Dalam Pasal 417 dan 418 tentang Perzinaan, zina didefinisikan 'Seluruh hubungan seks di luar pernikahan'. "Setiap orang yang melakukan persetubuhan dengan orang yang bukan suami atau istrinya dipidana karena perzinaan dengan pidana penjara paling lama 1 (satu) tahun atau denda Kategori II," demikian bunyi Pasal 417 ayat 1 RUU KUHP.
Dalam penjelasan pasal tersebut disebutkan orang 'yang bukan suami atau istrinya' adalah:
Pertama, laki-laki yang berada dalam ikatan perkawinan melakukan persetubuhan dengan perempuan yang bukan istrinya; Kedua, perempuan yang berada dalam ikatan perkawinan melakukan persetubuhan dengan laki-laki yang bukan suaminya; Ketiga, Laki-laki yang tidak dalam ikatan perkawinan melakukan persetubuhan dengan perempuan, padahal diketahui bahwa perempuan tersebut berada dalam ikatan perkawinan.

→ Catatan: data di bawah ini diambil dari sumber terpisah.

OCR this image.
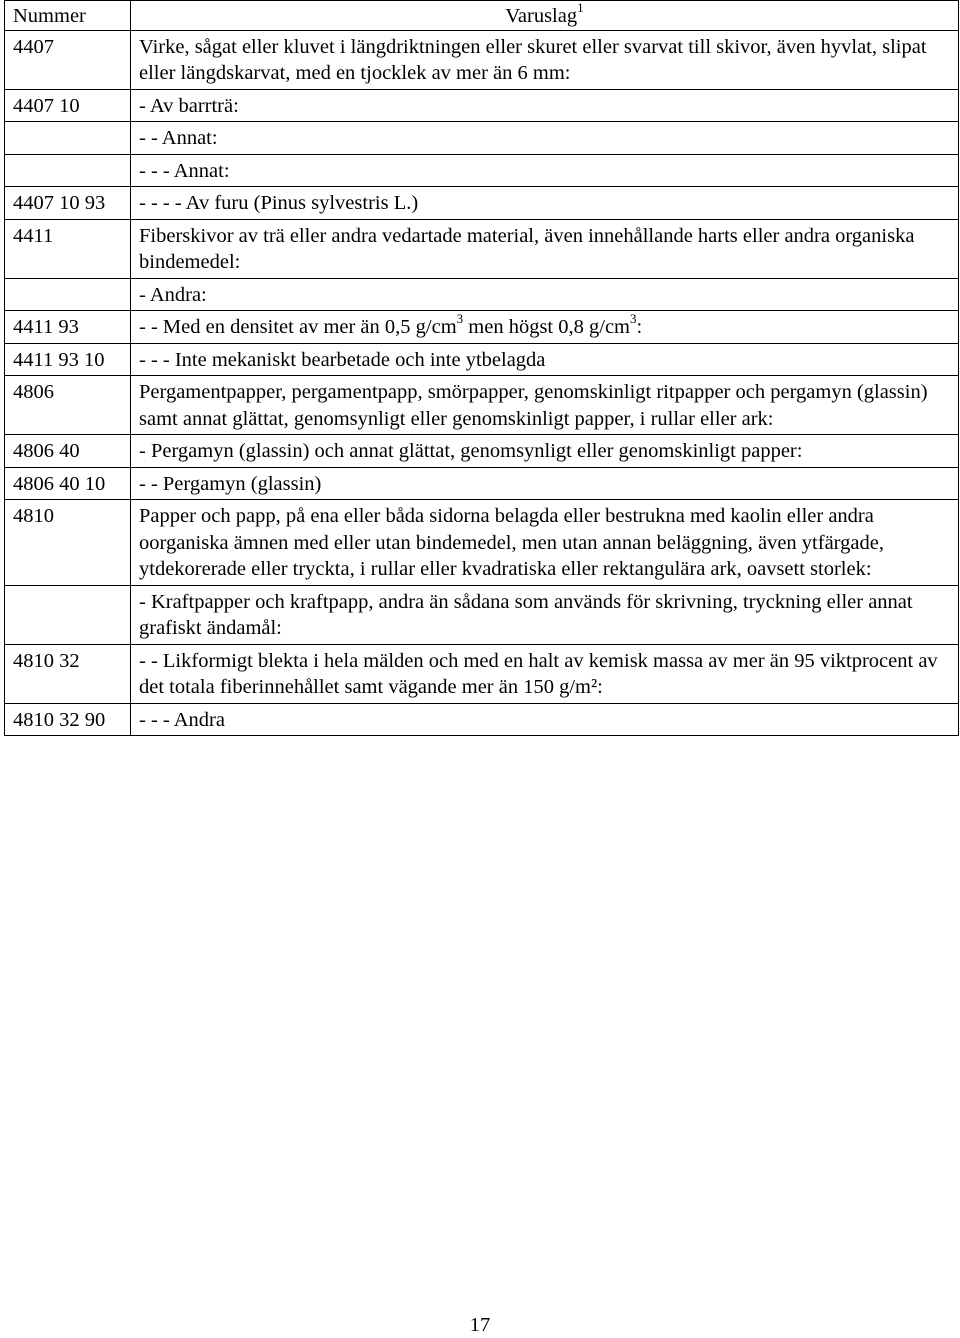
Nummer	Varuslag$^1$
4407	Virke, sågat eller kluvet i längdriktningen eller skuret eller svarvat till skivor, även hyvlat, slipat eller längdskarvat, med en tjocklek av mer än 6 mm:
4407 10	- Av barrträ:
	- - Annat:
	- - - Annat:
4407 10 93	- - - - Av furu (Pinus sylvestris L.)
4411	Fiberskivor av trä eller andra vedartade material, även innehållande harts eller andra organiska bindemedel:
	- Andra:
4411 93	- - Med en densitet av mer än 0,5 $g/cm^3$ men högst 0,8 $g/cm^3$:
4411 93 10	- - - Inte mekaniskt bearbetade och inte ytbelagda
4806	Pergamentpapper, pergamentpapp, smörpapper, genomskinligt ritpapper och pergamyn (glassin) samt annat glättat, genomsynligt eller genomskinligt papper, i rullar eller ark:
4806 40	- Pergamyn (glassin) och annat glättat, genomsynligt eller genomskinligt papper:
4806 40 10	- - Pergamyn (glassin)
4810	Papper och papp, på ena eller båda sidorna belagda eller bestrukna med kaolin eller andra oorganiska ämnen med eller utan bindemedel, men utan annan beläggning, även ytfärgade, ytdekorerade eller tryckta, i rullar eller kvadratiska eller rektangulära ark, oavsett storlek:
	- Kraftpapper och kraftpapp, andra än sådana som används för skrivning, tryckning eller annat grafiskt ändamål:
4810 32	- - Likformigt blekta i hela mälden och med en halt av kemisk massa av mer än 95 viktprocent av det totala fiberinnehållet samt vägande mer än 150 g/m²:
4810 32 90	- - - Andra
17
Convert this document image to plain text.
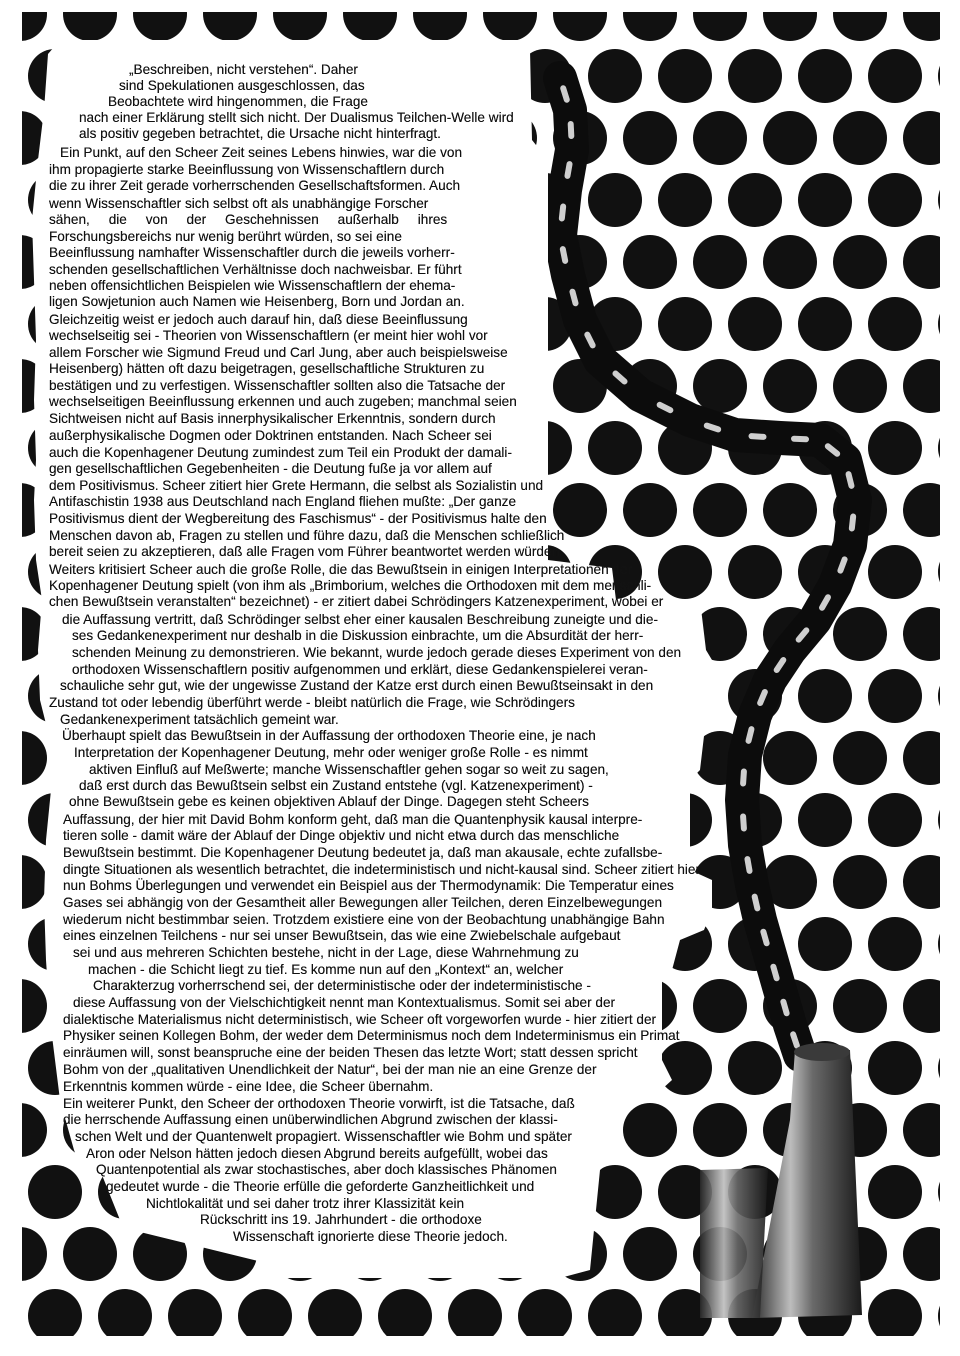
„Beschreiben, nicht verstehen“. Daher
sind Spekulationen ausgeschlossen, das
Beobachtete wird hingenommen, die Frage
nach einer Erklärung stellt sich nicht. Der Dualismus Teilchen-Welle wird
als positiv gegeben betrachtet, die Ursache nicht hinterfragt.
Ein Punkt, auf den Scheer Zeit seines Lebens hinwies, war die von
ihm propagierte starke Beeinflussung von Wissenschaftlern durch
die zu ihrer Zeit gerade vorherrschenden Gesellschaftsformen. Auch
wenn Wissenschaftler sich selbst oft als unabhängige Forscher
sähen,     die     von     der     Geschehnissen     außerhalb     ihres
Forschungsbereichs nur wenig berührt würden, so sei eine
Beeinflussung namhafter Wissenschaftler durch die jeweils vorherr-
schenden gesellschaftlichen Verhältnisse doch nachweisbar. Er führt
neben offensichtlichen Beispielen wie Wissenschaftlern der ehema-
ligen Sowjetunion auch Namen wie Heisenberg, Born und Jordan an.
Gleichzeitig weist er jedoch auch darauf hin, daß diese Beeinflussung
wechselseitig sei - Theorien von Wissenschaftlern (er meint hier wohl vor
allem Forscher wie Sigmund Freud und Carl Jung, aber auch beispielsweise
Heisenberg) hätten oft dazu beigetragen, gesellschaftliche Strukturen zu
bestätigen und zu verfestigen. Wissenschaftler sollten also die Tatsache der
wechselseitigen Beeinflussung erkennen und auch zugeben; manchmal seien
Sichtweisen nicht auf Basis innerphysikalischer Erkenntnis, sondern durch
außerphysikalische Dogmen oder Doktrinen entstanden. Nach Scheer sei
auch die Kopenhagener Deutung zumindest zum Teil ein Produkt der damali-
gen gesellschaftlichen Gegebenheiten - die Deutung fuße ja vor allem auf
dem Positivismus. Scheer zitiert hier Grete Hermann, die selbst als Sozialistin und
Antifaschistin 1938 aus Deutschland nach England fliehen mußte: „Der ganze
Positivismus dient der Wegbereitung des Faschismus“ - der Positivismus halte den
Menschen davon ab, Fragen zu stellen und führe dazu, daß die Menschen schließlich
bereit seien zu akzeptieren, daß alle Fragen vom Führer beantwortet werden würden.
Weiters kritisiert Scheer auch die große Rolle, die das Bewußtsein in einigen Interpretationen der
Kopenhagener Deutung spielt (von ihm als „Brimborium, welches die Orthodoxen mit dem menschli-
chen Bewußtsein veranstalten“ bezeichnet) - er zitiert dabei Schrödingers Katzenexperiment, wobei er
die Auffassung vertritt, daß Schrödinger selbst eher einer kausalen Beschreibung zuneigte und die-
ses Gedankenexperiment nur deshalb in die Diskussion einbrachte, um die Absurdität der herr-
schenden Meinung zu demonstrieren. Wie bekannt, wurde jedoch gerade dieses Experiment von den
orthodoxen Wissenschaftlern positiv aufgenommen und erklärt, diese Gedankenspielerei veran-
schauliche sehr gut, wie der ungewisse Zustand der Katze erst durch einen Bewußtseinsakt in den
Zustand tot oder lebendig überführt werde - bleibt natürlich die Frage, wie Schrödingers
Gedankenexperiment tatsächlich gemeint war.
Überhaupt spielt das Bewußtsein in der Auffassung der orthodoxen Theorie eine, je nach
Interpretation der Kopenhagener Deutung, mehr oder weniger große Rolle - es nimmt
aktiven Einfluß auf Meßwerte; manche Wissenschaftler gehen sogar so weit zu sagen,
daß erst durch das Bewußtsein selbst ein Zustand entstehe (vgl. Katzenexperiment) -
ohne Bewußtsein gebe es keinen objektiven Ablauf der Dinge. Dagegen steht Scheers
Auffassung, der hier mit David Bohm konform geht, daß man die Quantenphysik kausal interpre-
tieren solle - damit wäre der Ablauf der Dinge objektiv und nicht etwa durch das menschliche
Bewußtsein bestimmt. Die Kopenhagener Deutung bedeutet ja, daß man akausale, echte zufallsbe-
dingte Situationen als wesentlich betrachtet, die indeterministisch und nicht-kausal sind. Scheer zitiert hier
nun Bohms Überlegungen und verwendet ein Beispiel aus der Thermodynamik: Die Temperatur eines
Gases sei abhängig von der Gesamtheit aller Bewegungen aller Teilchen, deren Einzelbewegungen
wiederum nicht bestimmbar seien. Trotzdem existiere eine von der Beobachtung unabhängige Bahn
eines einzelnen Teilchens - nur sei unser Bewußtsein, das wie eine Zwiebelschale aufgebaut
sei und aus mehreren Schichten bestehe, nicht in der Lage, diese Wahrnehmung zu
machen - die Schicht liegt zu tief. Es komme nun auf den „Kontext“ an, welcher
Charakterzug vorherrschend sei, der deterministische oder der indeterministische -
diese Auffassung von der Vielschichtigkeit nennt man Kontextualismus. Somit sei aber der
dialektische Materialismus nicht deterministisch, wie Scheer oft vorgeworfen wurde - hier zitiert der
Physiker seinen Kollegen Bohm, der weder dem Determinismus noch dem Indeterminismus ein Primat
einräumen will, sonst beanspruche eine der beiden Thesen das letzte Wort; statt dessen spricht
Bohm von der „qualitativen Unendlichkeit der Natur“, bei der man nie an eine Grenze der
Erkenntnis kommen würde - eine Idee, die Scheer übernahm.
Ein weiterer Punkt, den Scheer der orthodoxen Theorie vorwirft, ist die Tatsache, daß
die herrschende Auffassung einen unüberwindlichen Abgrund zwischen der klassi-
schen Welt und der Quantenwelt propagiert. Wissenschaftler wie Bohm und später
Aron oder Nelson hätten jedoch diesen Abgrund bereits aufgefüllt, wobei das
Quantenpotential als zwar stochastisches, aber doch klassisches Phänomen
gedeutet wurde - die Theorie erfülle die geforderte Ganzheitlichkeit und
Nichtlokalität und sei daher trotz ihrer Klassizität kein
Rückschritt ins 19. Jahrhundert - die orthodoxe
Wissenschaft ignorierte diese Theorie jedoch.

Kemudiaan keempat, perempuan yang tidak dalam ikatan perkawinan melakukan persetubuhan dengan laki-laki, padahal diketahui bahwa laki-laki tersebut berada dalam ikatan perkawinan; dan kelima, laki-laki dan perempuan yang masing-masing tidak terikat dalam perkawinan melakukan persetubuhan.
Pasal ini memicu Pemerintah Australia mengeluarkan imbauan (travel advice) bagi warganya yang akan berkunjung ke Indonesia terutama Bali dan Poso. Pemerintah Australia khawatir atas implementasi RUU KUHP akan berdampak pada warganya.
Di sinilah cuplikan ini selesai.